La hija también aseguraba que el grabado que yo había llevado a la casa tenía que ser el que faltaba del libro desde hacía tres semanas, en prueba de lo cual me señaló las marcas de cola que tenía por detrás y que se correspondían exactamente con las marcas que habían quedado en la hoja en blanco del libro. Desde el momento en que el padre vio aquellos apuntes recobró su salud mental.

No se me permitió retocar ninguno de los dos dibujos a lápiz del cuaderno, temiendo que pudiesen estropearse; pero enseguida comencé un cuadro al óleo, con el padre sentado junto a mí, hora tras hora, dirigiendo mis pinceladas, conversando racional y hasta alegremente mientras lo hacía.
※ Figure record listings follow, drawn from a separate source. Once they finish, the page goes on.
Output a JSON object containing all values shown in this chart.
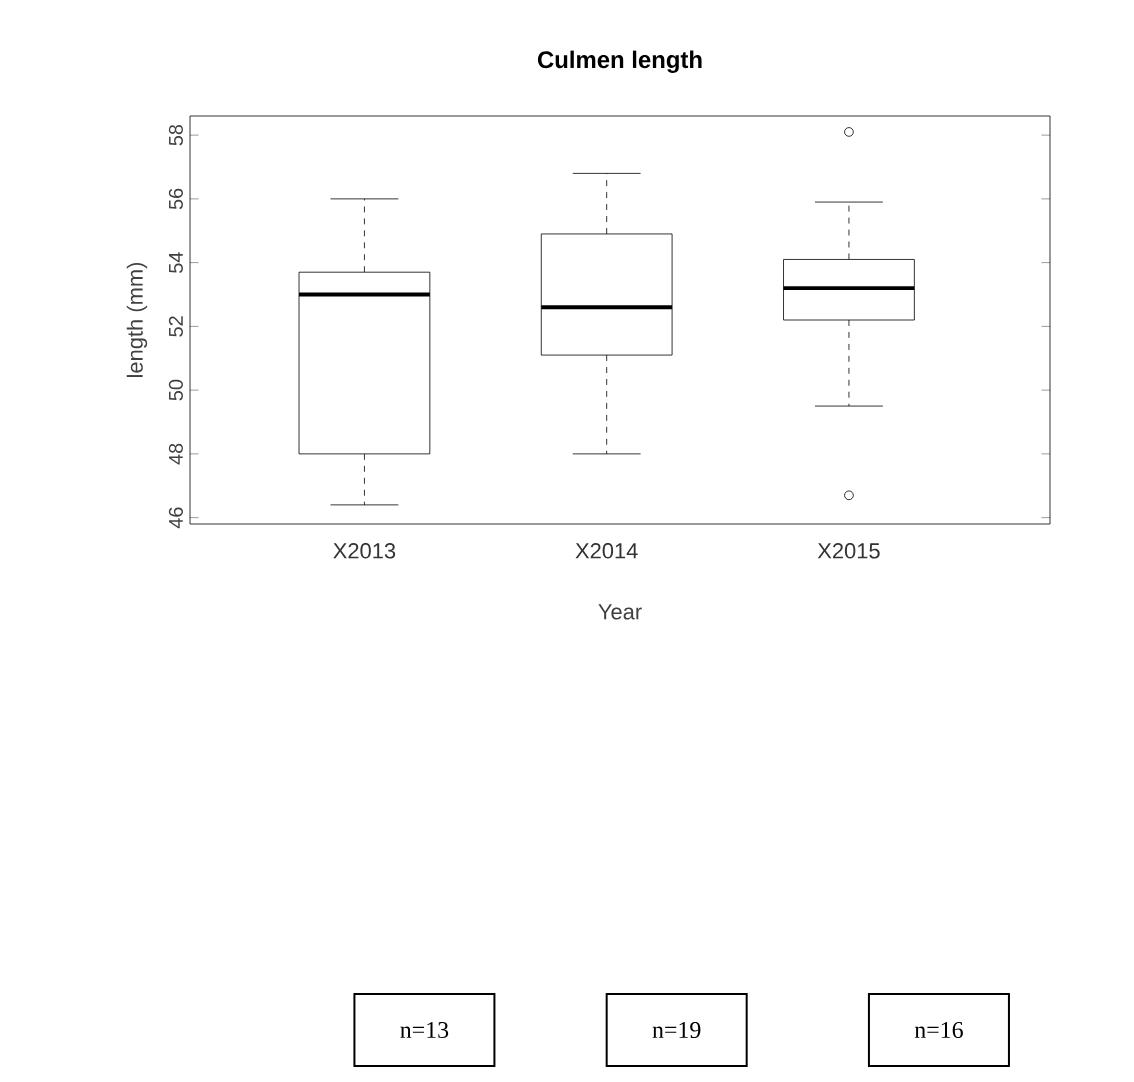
{
  "chart_data": {
    "type": "box",
    "title": "Culmen length",
    "xlabel": "Year",
    "ylabel": "length (mm)",
    "categories": [
      "X2013",
      "X2014",
      "X2015"
    ],
    "boxes": [
      {
        "low": 46.4,
        "q1": 48.0,
        "median": 53.0,
        "q3": 53.7,
        "high": 56.0
      },
      {
        "low": 48.0,
        "q1": 51.1,
        "median": 52.6,
        "q3": 54.9,
        "high": 56.8
      },
      {
        "low": 49.5,
        "q1": 52.2,
        "median": 53.2,
        "q3": 54.1,
        "high": 55.9,
        "outliers": [
          58.1,
          46.7
        ]
      }
    ],
    "ylim": [
      45.8,
      58.6
    ],
    "yticks": [
      46,
      48,
      50,
      52,
      54,
      56,
      58
    ],
    "annotations": [
      "n=13",
      "n=19",
      "n=16"
    ]
  }
}
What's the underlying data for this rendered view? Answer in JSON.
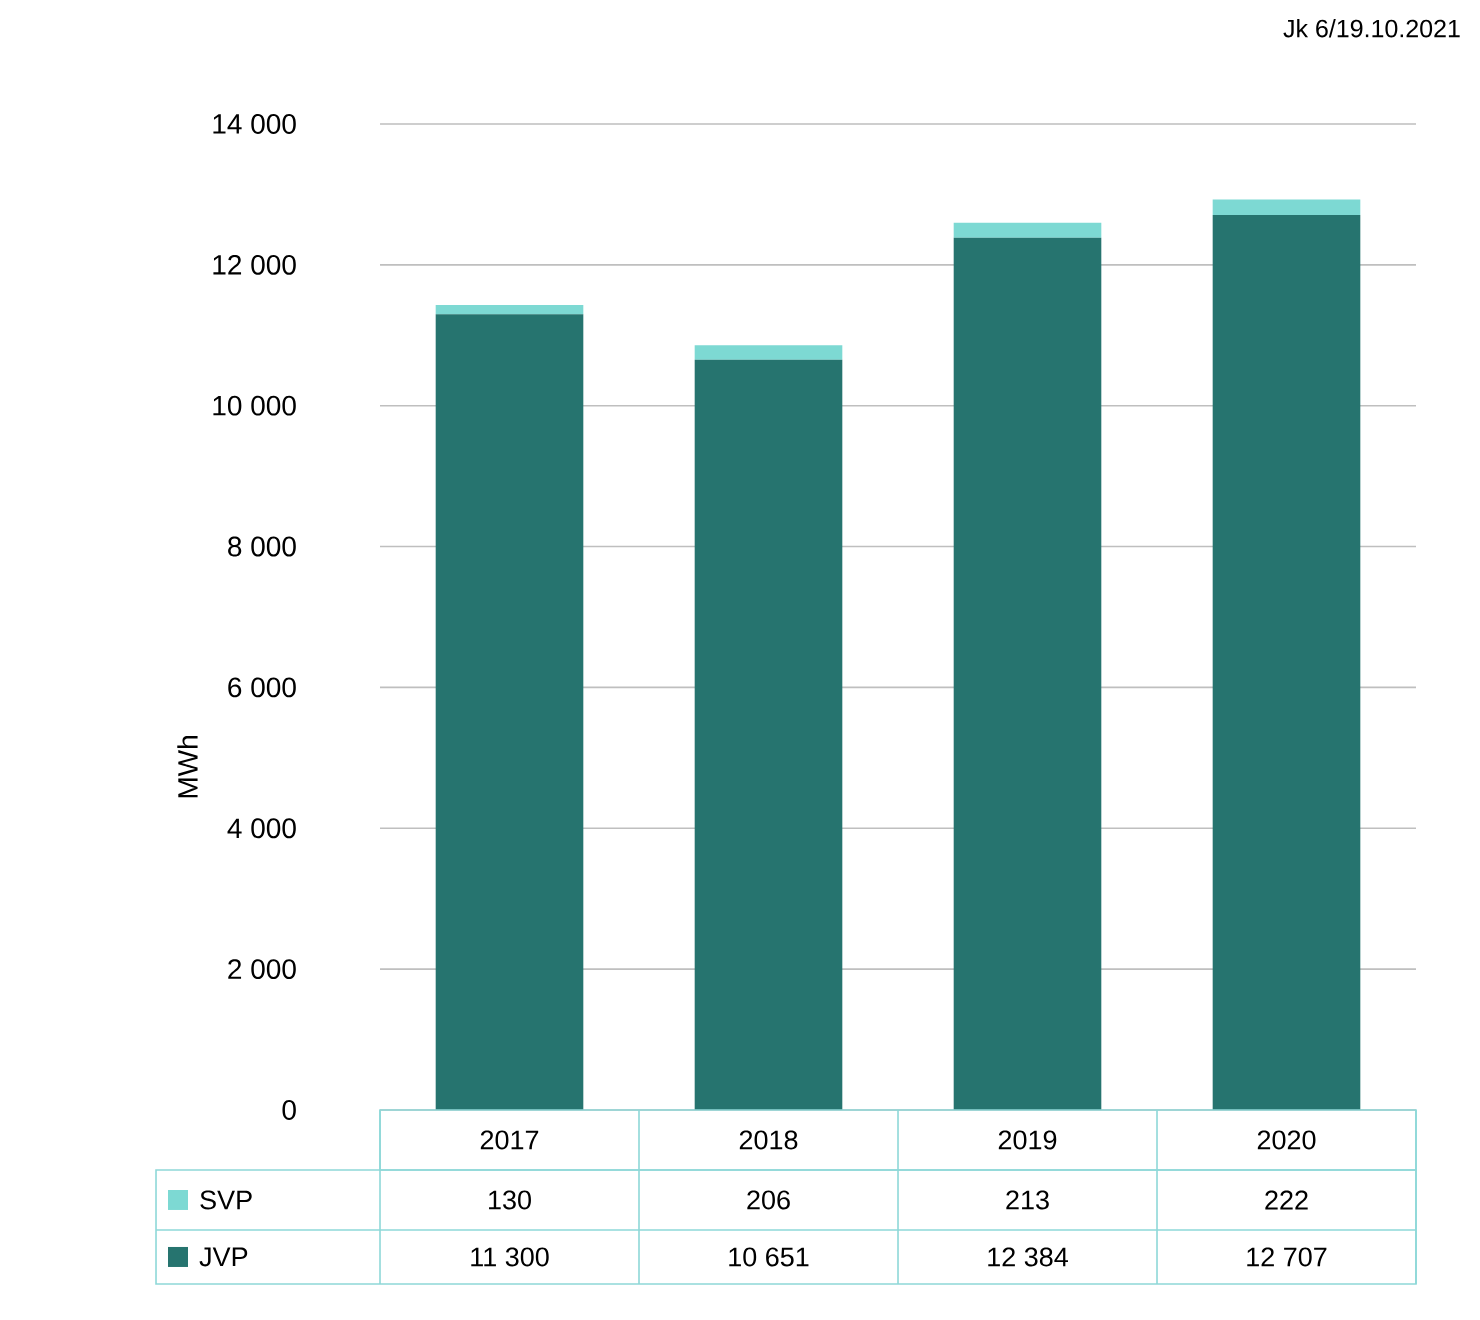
{
  "chart_data": {
    "type": "bar",
    "stacked": true,
    "ylabel": "MWh",
    "categories": [
      "2017",
      "2018",
      "2019",
      "2020"
    ],
    "series": [
      {
        "name": "JVP",
        "color": "#26746f",
        "values": [
          11300,
          10651,
          12384,
          12707
        ],
        "value_labels": [
          "11 300",
          "10 651",
          "12 384",
          "12 707"
        ]
      },
      {
        "name": "SVP",
        "color": "#7dd9d3",
        "values": [
          130,
          206,
          213,
          222
        ],
        "value_labels": [
          "130",
          "206",
          "213",
          "222"
        ]
      }
    ],
    "ylim": [
      0,
      14000
    ],
    "yticks": [
      0,
      {
        "value": 2000,
        "label": "2 000"
      },
      {
        "value": 4000,
        "label": "4 000"
      },
      {
        "value": 6000,
        "label": "6 000"
      },
      {
        "value": 8000,
        "label": "8 000"
      },
      {
        "value": 10000,
        "label": "10 000"
      },
      {
        "value": 12000,
        "label": "12 000"
      },
      {
        "value": 14000,
        "label": "14 000"
      }
    ],
    "grid": "y",
    "legend": "bottom",
    "annotations": [
      "Jk 6/19.10.2021"
    ]
  }
}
Evitó las alusiones directas a sus visiones, aunque de vez en cuando trató de llevar la conversación a las circunstancias en que yo había tomado aquellos apuntes. El doctor se presentó aquella misma tarde y, tras elogiar el tratamiento que él mismo había aplicado, diagnosticó la notable mejoría del paciente, definitiva en su opinión.

Al día siguiente era domingo y fuimos todos a la iglesia. El padre lo hacía por vez primera desde que comenzara su duelo. Tras el almuerzo me invitó a que diéramos un paseo. Entonces volvió a sacar el tema de los bocetos y, tras dudar unos instantes de si debía confiar en mí, me dijo:

—El que usted me escribiese personalmente desde la posada de Litchfield fue uno de esos hechos inexplicables que supongo imposibles de clarificar. De cualquier modo, yo ya le conocía; puedo decir que ya le había visto. Cuando los que estaban a mi alrededor dudaban de mi lucidez y consideraban cuanto decía una sarta de incoherencias, sólo era porque yo veía cosas que ellos no podían ver. Desde que ella murió, yo sé, con una certeza inamovible, que en diferentes situaciones me he encontrado ante la presencia visible de mi querida hija fallecida… Algo que ocurrió más a menudo, incluso, justo en los días que siguieron a su muerte. De las numerosas veces que esto ha sucedido, recuerdo con claridad una en la que la vi sentada en un vagón de tren. Hablaba con la persona que tenía enfrente. Quién era aquella persona es algo que no puedo asegurar, pues yo parecía estar situado inmediatamente detrás de ella, tras su cabeza. Después la vi cenando en una mesa junto con otras personas entre las que, incuestionablemente, se hallaba usted. Más tarde supe que en aquel momento los doctores y mi familia consideraron que sufría uno de mis más prolongados y violentos paroxismos, pues seguía viéndola mientras hablaba con usted durante horas, en medio de una gran reunión de gente.

«Y de nuevo volví a verla, al lado suyo, mientras usted se encontraba ocupado con unos cuadernos, puede que escribiendo, o quizás dibujando. Una vez más la volví a ver, pero en lo que a usted toca, la siguiente vez que le reconocí fue ya en el salón de la posada.

Todo el día siguiente lo dediqué a completar el rostro de la difunta. Después me llevé conmigo el cuadro a Londres para terminarlo.

Me he encontrado con Mr Lute varias veces desde entonces; su salud, pasados los años, se ha restablecido completamente, y su conversación y sus modales son tan joviales como cabe esperarse de alguien que ha pasado por una grave pérdida pero que ha conseguido dejarla atrás.

El cuadro ahora cuelga en su dormitorio, flanqueado por el grabado y los dos bocetos. Bajo él se halla escrito: «C. L., 13 de septiembre».